During Gemini’s training phases, benchmarks such as Real Toxicity Prompts are utilized. This set, consisting of 100,000 prompts with varying toxicity levels from the web, developed by experts at the Allen Institute for AI, aids in diagnosing content safety issues. More details on this work will be disclosed soon.
To minimize harm, dedicated safety classifiers have been built to recognize, label, and filter out content involving violence or negative stereotypes. Ongoing efforts address known challenges for models, including aspects such as factuality, grounding, attribution, and corroboration.
Responsibility and safety remain central to the development and deployment of Google’s models. This commitment involves collaborative efforts, with partnerships established with the industry and broader ecosystem to define best practices and set safety and security benchmarks through organizations like MLCommons, the Frontier Model Forum, its AI Safety Fund, and the Secure AI Framework (SAIF). SAIF is specifically designed to mitigate security risks associated with AI systems in both public and private sectors. Ongoing collaboration with researchers, governments, and civil society groups worldwide is prioritized as Gemini continues to be developed.
Gemini is being introduced to billions of people through various Google products. Bard will utilize a refined version of Gemini Pro, enhancing its capabilities in reasoning, planning, understanding, and more. This marks the most significant upgrade to Bard since its launch. Initially available in English across more than 170 countries and territories, Google has plans to broaden its reach to different modalities, support new languages, and include additional locations in the near future.

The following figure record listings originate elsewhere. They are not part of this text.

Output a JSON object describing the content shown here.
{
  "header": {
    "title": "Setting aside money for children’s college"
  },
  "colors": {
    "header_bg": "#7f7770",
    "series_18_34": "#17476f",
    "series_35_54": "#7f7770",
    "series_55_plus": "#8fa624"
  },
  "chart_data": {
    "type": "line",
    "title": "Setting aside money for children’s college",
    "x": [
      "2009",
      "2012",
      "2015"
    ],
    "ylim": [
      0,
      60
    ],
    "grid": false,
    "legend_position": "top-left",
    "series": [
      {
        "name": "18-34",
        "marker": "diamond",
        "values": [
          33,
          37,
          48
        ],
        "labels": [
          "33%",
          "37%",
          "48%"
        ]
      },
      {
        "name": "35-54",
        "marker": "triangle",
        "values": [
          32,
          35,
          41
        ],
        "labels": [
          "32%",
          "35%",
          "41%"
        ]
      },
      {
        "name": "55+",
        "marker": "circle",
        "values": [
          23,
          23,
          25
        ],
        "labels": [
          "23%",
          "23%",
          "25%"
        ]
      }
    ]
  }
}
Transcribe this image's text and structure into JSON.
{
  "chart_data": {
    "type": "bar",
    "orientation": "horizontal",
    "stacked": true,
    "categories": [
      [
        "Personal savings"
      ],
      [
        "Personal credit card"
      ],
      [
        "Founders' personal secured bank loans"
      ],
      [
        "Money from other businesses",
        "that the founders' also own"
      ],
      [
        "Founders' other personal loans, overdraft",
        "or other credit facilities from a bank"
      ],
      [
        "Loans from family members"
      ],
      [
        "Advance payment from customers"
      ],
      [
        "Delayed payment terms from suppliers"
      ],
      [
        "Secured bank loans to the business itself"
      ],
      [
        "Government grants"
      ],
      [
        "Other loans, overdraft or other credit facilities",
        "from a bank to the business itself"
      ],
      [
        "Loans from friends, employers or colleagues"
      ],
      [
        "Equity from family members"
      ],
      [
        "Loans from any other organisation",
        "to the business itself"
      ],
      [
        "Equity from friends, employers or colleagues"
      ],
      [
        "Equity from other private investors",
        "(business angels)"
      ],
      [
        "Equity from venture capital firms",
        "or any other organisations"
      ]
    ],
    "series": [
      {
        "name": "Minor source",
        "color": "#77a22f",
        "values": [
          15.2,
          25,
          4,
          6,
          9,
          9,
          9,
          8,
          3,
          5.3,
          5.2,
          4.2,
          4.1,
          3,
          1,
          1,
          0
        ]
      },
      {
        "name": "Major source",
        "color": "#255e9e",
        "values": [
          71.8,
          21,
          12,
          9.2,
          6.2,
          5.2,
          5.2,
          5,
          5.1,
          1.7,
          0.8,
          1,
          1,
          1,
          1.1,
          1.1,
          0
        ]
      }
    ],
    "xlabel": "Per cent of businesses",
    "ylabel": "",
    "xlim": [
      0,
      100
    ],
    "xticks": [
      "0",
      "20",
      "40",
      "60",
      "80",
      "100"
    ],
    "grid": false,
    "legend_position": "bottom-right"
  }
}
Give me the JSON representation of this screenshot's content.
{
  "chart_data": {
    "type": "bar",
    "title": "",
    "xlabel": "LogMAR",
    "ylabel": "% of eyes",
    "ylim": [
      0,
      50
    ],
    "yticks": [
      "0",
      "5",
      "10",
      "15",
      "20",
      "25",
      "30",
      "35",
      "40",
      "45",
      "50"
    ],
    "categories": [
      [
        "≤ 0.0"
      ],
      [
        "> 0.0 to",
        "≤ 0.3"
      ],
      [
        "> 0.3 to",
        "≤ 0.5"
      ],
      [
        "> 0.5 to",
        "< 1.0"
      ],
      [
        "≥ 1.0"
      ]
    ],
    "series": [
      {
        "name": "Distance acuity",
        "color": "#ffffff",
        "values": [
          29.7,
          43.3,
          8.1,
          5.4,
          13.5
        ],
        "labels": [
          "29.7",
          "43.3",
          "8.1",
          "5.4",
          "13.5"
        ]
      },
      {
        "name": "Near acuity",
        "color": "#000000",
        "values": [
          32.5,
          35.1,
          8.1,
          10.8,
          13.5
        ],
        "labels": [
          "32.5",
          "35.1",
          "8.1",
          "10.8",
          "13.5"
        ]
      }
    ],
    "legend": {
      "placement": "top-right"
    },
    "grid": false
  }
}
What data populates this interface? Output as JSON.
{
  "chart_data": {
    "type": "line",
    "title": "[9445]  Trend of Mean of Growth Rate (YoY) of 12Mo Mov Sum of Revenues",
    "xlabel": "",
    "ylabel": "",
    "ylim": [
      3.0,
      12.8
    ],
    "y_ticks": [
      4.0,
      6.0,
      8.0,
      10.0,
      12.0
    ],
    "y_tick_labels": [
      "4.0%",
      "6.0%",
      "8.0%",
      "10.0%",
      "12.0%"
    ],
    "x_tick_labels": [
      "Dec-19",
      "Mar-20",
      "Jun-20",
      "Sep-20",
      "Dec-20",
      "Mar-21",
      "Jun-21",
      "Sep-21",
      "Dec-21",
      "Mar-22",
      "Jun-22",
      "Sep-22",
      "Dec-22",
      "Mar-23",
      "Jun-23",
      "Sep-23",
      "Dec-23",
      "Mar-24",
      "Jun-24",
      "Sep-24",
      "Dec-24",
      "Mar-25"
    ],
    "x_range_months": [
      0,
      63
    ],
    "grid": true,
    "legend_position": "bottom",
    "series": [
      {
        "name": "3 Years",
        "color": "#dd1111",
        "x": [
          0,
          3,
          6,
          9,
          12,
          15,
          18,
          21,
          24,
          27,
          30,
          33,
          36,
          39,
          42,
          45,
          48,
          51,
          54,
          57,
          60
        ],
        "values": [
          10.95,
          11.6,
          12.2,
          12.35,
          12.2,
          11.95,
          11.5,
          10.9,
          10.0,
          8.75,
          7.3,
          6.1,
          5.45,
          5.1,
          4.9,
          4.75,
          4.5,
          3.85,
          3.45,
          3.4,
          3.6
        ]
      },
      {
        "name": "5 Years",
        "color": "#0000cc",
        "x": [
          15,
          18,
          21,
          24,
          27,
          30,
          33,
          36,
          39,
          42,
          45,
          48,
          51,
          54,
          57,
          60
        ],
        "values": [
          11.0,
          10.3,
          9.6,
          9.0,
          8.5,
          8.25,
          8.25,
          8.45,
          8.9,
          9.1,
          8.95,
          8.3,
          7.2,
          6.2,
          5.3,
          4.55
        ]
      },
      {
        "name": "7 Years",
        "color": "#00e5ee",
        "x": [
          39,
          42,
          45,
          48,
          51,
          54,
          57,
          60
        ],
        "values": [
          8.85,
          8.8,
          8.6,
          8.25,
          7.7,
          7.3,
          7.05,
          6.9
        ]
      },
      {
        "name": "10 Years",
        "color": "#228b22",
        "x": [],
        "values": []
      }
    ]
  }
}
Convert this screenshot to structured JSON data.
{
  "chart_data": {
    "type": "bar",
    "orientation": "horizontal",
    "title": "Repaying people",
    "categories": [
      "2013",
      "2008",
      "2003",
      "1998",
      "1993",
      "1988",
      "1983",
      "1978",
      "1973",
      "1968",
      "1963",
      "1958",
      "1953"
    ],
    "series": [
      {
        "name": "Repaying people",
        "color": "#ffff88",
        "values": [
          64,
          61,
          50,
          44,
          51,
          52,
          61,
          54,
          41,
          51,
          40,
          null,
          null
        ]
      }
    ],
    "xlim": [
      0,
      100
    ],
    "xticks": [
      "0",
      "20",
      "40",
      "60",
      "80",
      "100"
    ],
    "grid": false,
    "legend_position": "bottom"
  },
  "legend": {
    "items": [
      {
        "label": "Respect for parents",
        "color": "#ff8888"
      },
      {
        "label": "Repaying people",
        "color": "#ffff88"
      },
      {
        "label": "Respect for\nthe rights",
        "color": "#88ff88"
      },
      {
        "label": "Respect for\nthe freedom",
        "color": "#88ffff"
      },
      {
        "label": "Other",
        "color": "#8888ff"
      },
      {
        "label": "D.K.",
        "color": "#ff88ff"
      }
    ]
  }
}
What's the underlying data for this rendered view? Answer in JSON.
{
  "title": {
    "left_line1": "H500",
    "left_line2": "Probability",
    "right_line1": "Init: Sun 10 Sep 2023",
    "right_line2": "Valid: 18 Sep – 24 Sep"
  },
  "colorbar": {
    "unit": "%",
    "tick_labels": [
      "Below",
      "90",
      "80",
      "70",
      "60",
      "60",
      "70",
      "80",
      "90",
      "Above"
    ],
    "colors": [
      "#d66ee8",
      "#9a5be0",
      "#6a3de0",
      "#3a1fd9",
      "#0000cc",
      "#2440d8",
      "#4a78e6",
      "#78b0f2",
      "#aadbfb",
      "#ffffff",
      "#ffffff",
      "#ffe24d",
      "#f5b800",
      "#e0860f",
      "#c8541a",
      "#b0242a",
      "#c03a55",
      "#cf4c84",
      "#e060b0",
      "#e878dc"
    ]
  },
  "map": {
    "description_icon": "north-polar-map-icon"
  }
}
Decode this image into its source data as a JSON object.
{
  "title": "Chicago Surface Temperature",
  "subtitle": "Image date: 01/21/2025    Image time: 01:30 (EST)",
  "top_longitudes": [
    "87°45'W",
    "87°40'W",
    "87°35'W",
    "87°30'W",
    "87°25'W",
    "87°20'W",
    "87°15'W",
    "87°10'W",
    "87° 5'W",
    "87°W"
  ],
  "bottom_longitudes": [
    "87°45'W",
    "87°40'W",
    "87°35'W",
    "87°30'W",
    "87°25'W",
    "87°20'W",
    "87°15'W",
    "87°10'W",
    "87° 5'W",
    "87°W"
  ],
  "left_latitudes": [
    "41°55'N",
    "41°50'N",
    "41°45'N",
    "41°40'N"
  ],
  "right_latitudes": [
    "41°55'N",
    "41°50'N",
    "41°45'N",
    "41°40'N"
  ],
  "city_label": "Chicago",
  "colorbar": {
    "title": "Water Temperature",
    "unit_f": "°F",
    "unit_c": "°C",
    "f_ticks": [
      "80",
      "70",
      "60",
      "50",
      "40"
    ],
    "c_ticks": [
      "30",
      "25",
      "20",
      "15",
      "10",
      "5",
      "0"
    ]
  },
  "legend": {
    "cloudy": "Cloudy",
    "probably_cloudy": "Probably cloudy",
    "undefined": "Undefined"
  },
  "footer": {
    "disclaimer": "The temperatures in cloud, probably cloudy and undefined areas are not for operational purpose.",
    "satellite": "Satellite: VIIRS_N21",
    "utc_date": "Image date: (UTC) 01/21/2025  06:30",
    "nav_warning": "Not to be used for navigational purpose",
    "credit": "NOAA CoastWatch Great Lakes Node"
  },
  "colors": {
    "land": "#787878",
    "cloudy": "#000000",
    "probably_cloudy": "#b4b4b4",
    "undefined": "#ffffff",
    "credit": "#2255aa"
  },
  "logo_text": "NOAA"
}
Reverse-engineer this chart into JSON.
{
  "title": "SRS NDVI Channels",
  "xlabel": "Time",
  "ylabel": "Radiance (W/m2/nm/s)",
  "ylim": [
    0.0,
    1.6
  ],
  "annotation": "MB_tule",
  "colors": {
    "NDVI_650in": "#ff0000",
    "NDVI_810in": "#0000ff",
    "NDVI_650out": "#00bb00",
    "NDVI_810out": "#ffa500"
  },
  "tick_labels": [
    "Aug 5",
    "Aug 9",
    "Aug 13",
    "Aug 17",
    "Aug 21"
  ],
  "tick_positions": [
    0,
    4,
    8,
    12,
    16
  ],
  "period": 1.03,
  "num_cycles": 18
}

Gemini is also making its way to Pixel devices. The Pixel 8 Pro is the first smartphone designed to run Gemini Nano, powering new features like Summarize in the Recorder app and rolling out in Smart Reply on Gboard, beginning with WhatsApp—with more messaging apps to follow next year.
In the upcoming months, Gemini will become available in more of our products and services, including Search, Ads, Chrome, and Duet AI.
Google has already begun experimenting with Gemini in Search, where it is enhancing Search Generative Experience, providing users with a 40% reduction in latency in English in the U.S., along with improvements in quality.
Gemini marks a noteworthy achievement in the progress of AI. It signals the commencement of a new era for Google as they persist in swiftly innovating and responsibly pushing the boundaries of their models.